‘Importante primeiro passo’: advogados comentam aprovação do Marco Legal das Criptomoedas
Ausência de segregação é lacuna que deixa investidor vulnerável, mas segurança jurídica para investidores institucionais é ponto forte
O Projeto de Lei 4401/2021, que prevê a regulamentação do mercado de criptomoedas no Brasil, foi aprovado ontem (29), na Câmara dos Deputados. A segregação entre o patrimônio das exchanges e de seus clientes, tida como questão importante, ficou de fora da versão aprovada. Agora, a proposta segue para veto ou sanção do presidente.
A criação de regras para o mercado cripto tem dois importantes objetivos: criar segurança jurídica para a entrada de capital estrangeiro; e a proteção do investidor deste mercado. O Cointelegraph Brasil ouviu advogados, que falaram sobre a versão aprovada atender, ou não, essas demandas.

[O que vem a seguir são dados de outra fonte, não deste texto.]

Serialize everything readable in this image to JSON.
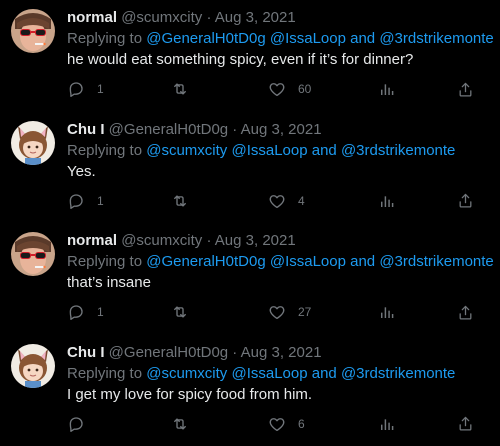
{
  "tweets": [
    {
      "avatar": "sunglasses-avatar",
      "name": "normal",
      "handle": "@scumxcity",
      "dot": "·",
      "date": "Aug 3, 2021",
      "replying_prefix": "Replying to",
      "mentions": [
        "@GeneralH0tD0g",
        "@IssaLoop",
        "@3rdstrikemonte"
      ],
      "and_word": "and",
      "text": "he would eat something spicy, even if it’s for dinner?",
      "reply_count": "1",
      "retweet_count": "",
      "like_count": "60"
    },
    {
      "avatar": "cat-ears-avatar",
      "name": "Chu I",
      "handle": "@GeneralH0tD0g",
      "dot": "·",
      "date": "Aug 3, 2021",
      "replying_prefix": "Replying to",
      "mentions": [
        "@scumxcity",
        "@IssaLoop",
        "@3rdstrikemonte"
      ],
      "and_word": "and",
      "text": "Yes.",
      "reply_count": "1",
      "retweet_count": "",
      "like_count": "4"
    },
    {
      "avatar": "sunglasses-avatar",
      "name": "normal",
      "handle": "@scumxcity",
      "dot": "·",
      "date": "Aug 3, 2021",
      "replying_prefix": "Replying to",
      "mentions": [
        "@GeneralH0tD0g",
        "@IssaLoop",
        "@3rdstrikemonte"
      ],
      "and_word": "and",
      "text": "that’s insane",
      "reply_count": "1",
      "retweet_count": "",
      "like_count": "27"
    },
    {
      "avatar": "cat-ears-avatar",
      "name": "Chu I",
      "handle": "@GeneralH0tD0g",
      "dot": "·",
      "date": "Aug 3, 2021",
      "replying_prefix": "Replying to",
      "mentions": [
        "@scumxcity",
        "@IssaLoop",
        "@3rdstrikemonte"
      ],
      "and_word": "and",
      "text": "I get my love for spicy food from him.",
      "reply_count": "",
      "retweet_count": "",
      "like_count": "6"
    }
  ],
  "colors": {
    "background": "#000000",
    "text": "#e7e9ea",
    "secondary": "#71767b",
    "link": "#1d9bf0"
  },
  "icons": [
    "reply-icon",
    "retweet-icon",
    "like-icon",
    "analytics-icon",
    "share-icon"
  ]
}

“Primeiro passo importante”
O advogado José Domingues da Fonseca, sócio do escritório Firmo, Cardozo Moreira Advogados, avalia que o mercado cripto, como um todo, sai mais fortalecido com a definição legislativa de criptoativos. A definição de conceitos e diretrizes básicas para a regulação do mercado torna o ambiente mais seguro para os investidores institucionais, que prezam por maior segurança jurídica.
“Logicamente, o ingresso de mais investidores, sejam eles do varejo ou institucionais, é sempre um ponto positivo”, acrescenta o advogado.
Tatiana Guazzelli, do escritório Pinheiro Neto Advogados, classifica o texto aprovado como “um primeiro passo importante” para dar mais segurança ao mercado cripto. “Ele traz, principalmente, conceitos, princípios e diretrizes que deverão nortear o mercado de criptoativos”, diz Guazzelli.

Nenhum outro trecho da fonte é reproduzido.